= Zhou Ji (Tsinghua University) =

Zhou Ji is the "Changjiang Scholar" distinguished Professor, at the School of Materials Science & Engineering, of Tsinghua University, China

He received a B.S. from Jilin University, Changchun in 1983, a M.S. from Changchun Institute of Physics, Chinese Academy of Sciences in 1986, and a Ph.D. from Peking University, Beijing in 1991. He was then a Post-doctoral Research Fellow, at Tsinghua University, Beijing from 1991-1993, and then Research Associate, Hong Kong University of Science & Technology 1993-1995 followed by a year as Material Scientist, AEM, Inc., USA. He was appointed Associate Professor, at Tsinghua University, Beijing in 1993 and promoted to Professor in 1998.
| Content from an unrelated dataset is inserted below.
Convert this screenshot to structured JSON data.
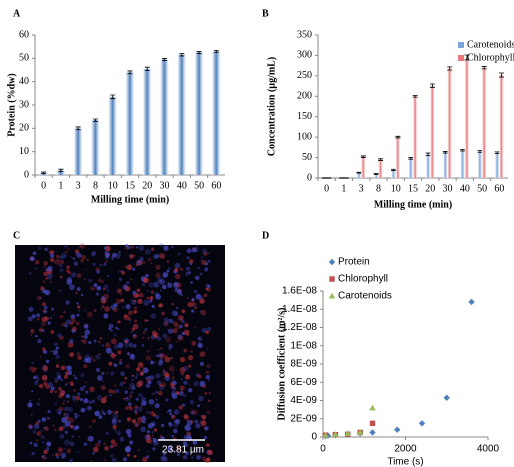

His areas of research Interest include Dielectric based metamaterials, combining of metamaterials and natural materials, development of new functional materials through metamaterial routes, and investigation of new physics systems based on metamaterials.

Among his most cited papers are: Qian Zhao1, Lei Kang, Bo Du1, Bo Li1, Ji Zhou1, Hong Tang, Xiao Lian2 and Baizhe Zhang "Electrically tunable negative permeability metamaterials based on nematic liquid crystals" Applied Physics Letters vol 90 011112 (2007) with 350 citations according to Google Scholar.